Solved – Imputation of a censored variable

censoringdata-imputationepidemiologymissing datar

I have a medical dataset with approx 200 variables. One of the variables is a bio-marker (concentration of a particular enzyme). It's distribution is right skew, and the problem is that values above a certain level are censored/cut off at that level. So while the mean of the variable is around 10, any values greater than 50 are recorded as 50.

I would like to impute continuous values for those censored values. I am using multiple imputation with the mice package in R at present, though other systems are available to me and I am open to other approaches. A thought I had was to recode all those censored values to be missing and then running the imputations. If any of the imputed values that were originally censored are below the cut-off, then they will then be assigned to be the cut-off value.

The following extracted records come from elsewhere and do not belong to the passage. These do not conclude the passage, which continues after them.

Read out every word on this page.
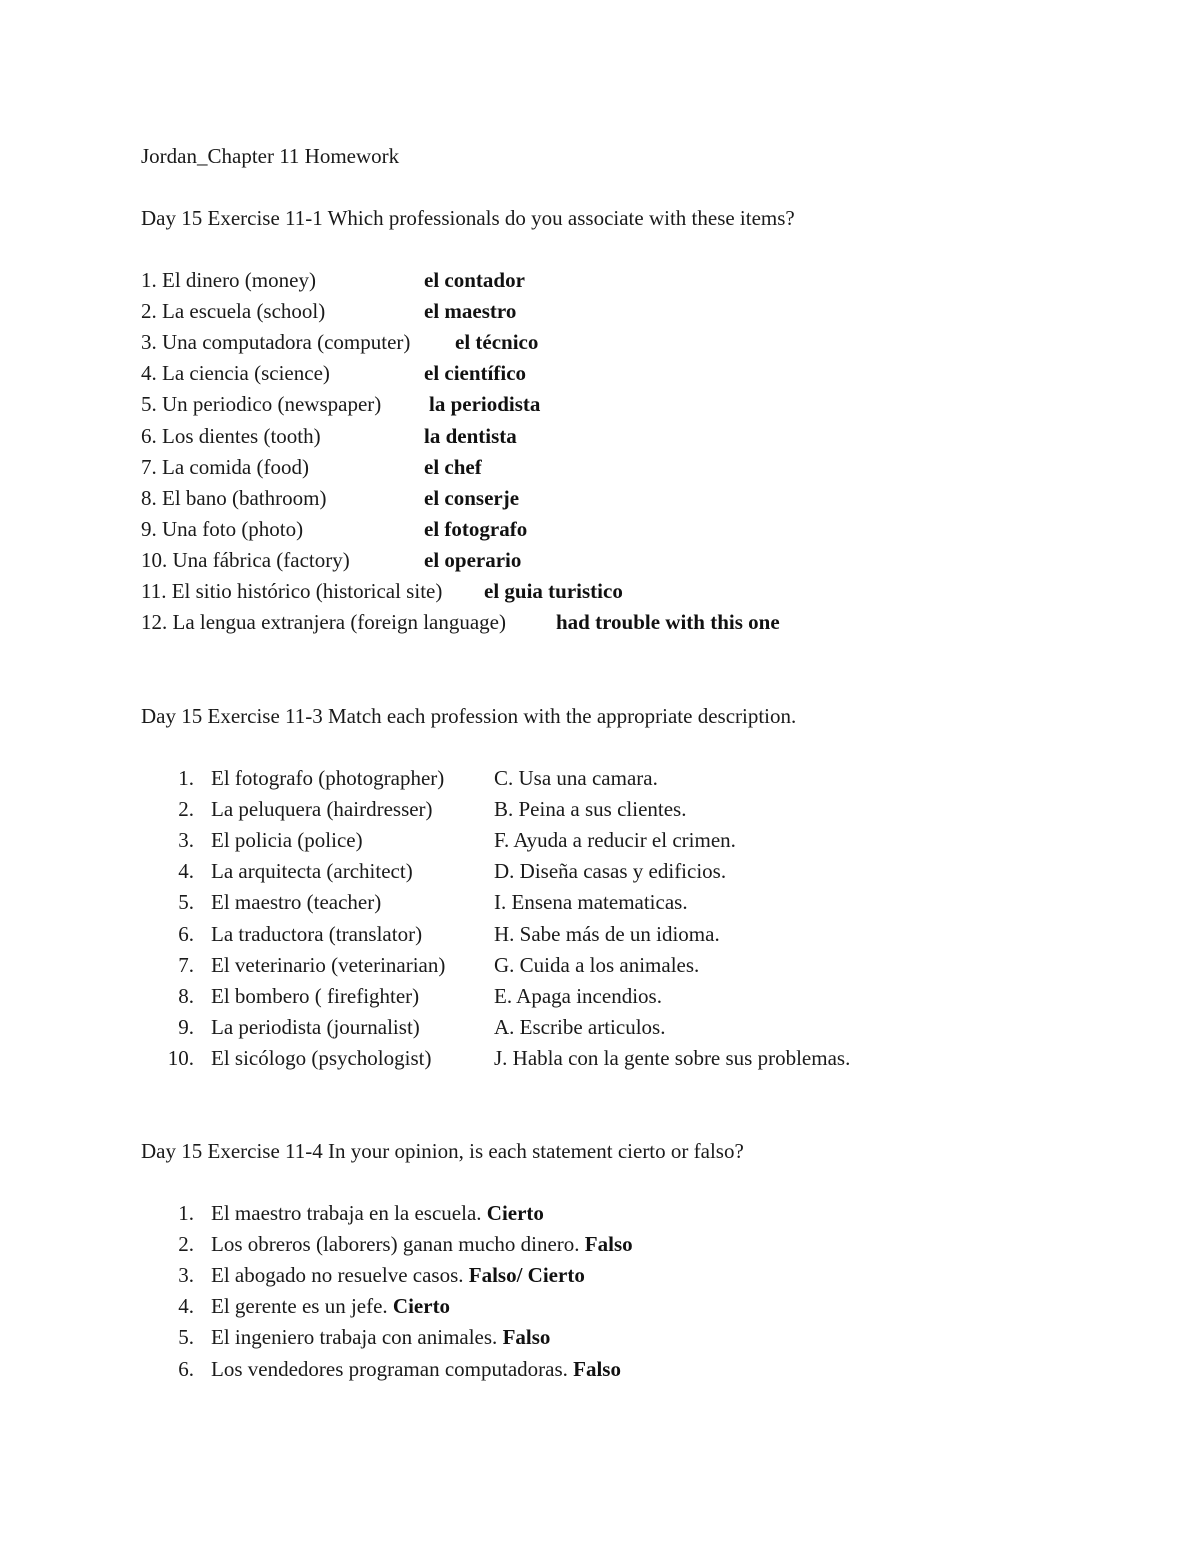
Jordan_Chapter 11 Homework
Day 15 Exercise 11-1 Which professionals do you associate with these items?
1. El dinero (money)	el contador
2. La escuela (school)	el maestro
3. Una computadora (computer) el técnico
4. La ciencia (science)	el científico
5. Un periodico (newspaper) la periodista
6. Los dientes (tooth)	la dentista
7. La comida (food)	el chef
8. El bano (bathroom)	el conserje
9. Una foto (photo)	el fotografo
10. Una fábrica (factory)	el operario
11. El sitio histórico (historical site) el guia turistico
12. La lengua extranjera (foreign language) had trouble with this one
Day 15 Exercise 11-3 Match each profession with the appropriate description.
1. El fotografo (photographer) C. Usa una camara.
2. La peluquera (hairdresser)	B. Peina a sus clientes.
3. El policia (police)	F. Ayuda a reducir el crimen.
4. La arquitecta (architect)	D. Diseña casas y edificios.
5. El maestro (teacher)	I. Ensena matematicas.
6. La traductora (translator)	H. Sabe más de un idioma.
7. El veterinario (veterinarian) G. Cuida a los animales.
8. El bombero ( firefighter)	E. Apaga incendios.
9. La periodista (journalist)	A. Escribe articulos.
10. El sicólogo (psychologist)	J. Habla con la gente sobre sus problemas.
Day 15 Exercise 11-4 In your opinion, is each statement cierto or falso?
1. El maestro trabaja en la escuela. Cierto
2. Los obreros (laborers) ganan mucho dinero. Falso
3. El abogado no resuelve casos. Falso/ Cierto
4. El gerente es un jefe. Cierto
5. El ingeniero trabaja con animales. Falso
6. Los vendedores programan computadoras. Falso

I'd like to know opinions about this, and/or any better methods of dealing with this.

Best Answer

Any method of imputation including multiple imputation is a shot in the dark if you can't take acoount of how the data above 50 are distributed. Since you have 200 variables are any of them correlated with the biomarker? If you could fit a regression for the biomarker as a function of the covariates you could use that model to predict the values for the truncated ones. You could apply an error to the prediction based on the residual variance in the model to generate multiple imputations that way. It would be more sensible. Of course this assumes you can find a valid model and that the residuals have zero mean and constant variance. You would only fit then non-truncated biomarker values to construct the model.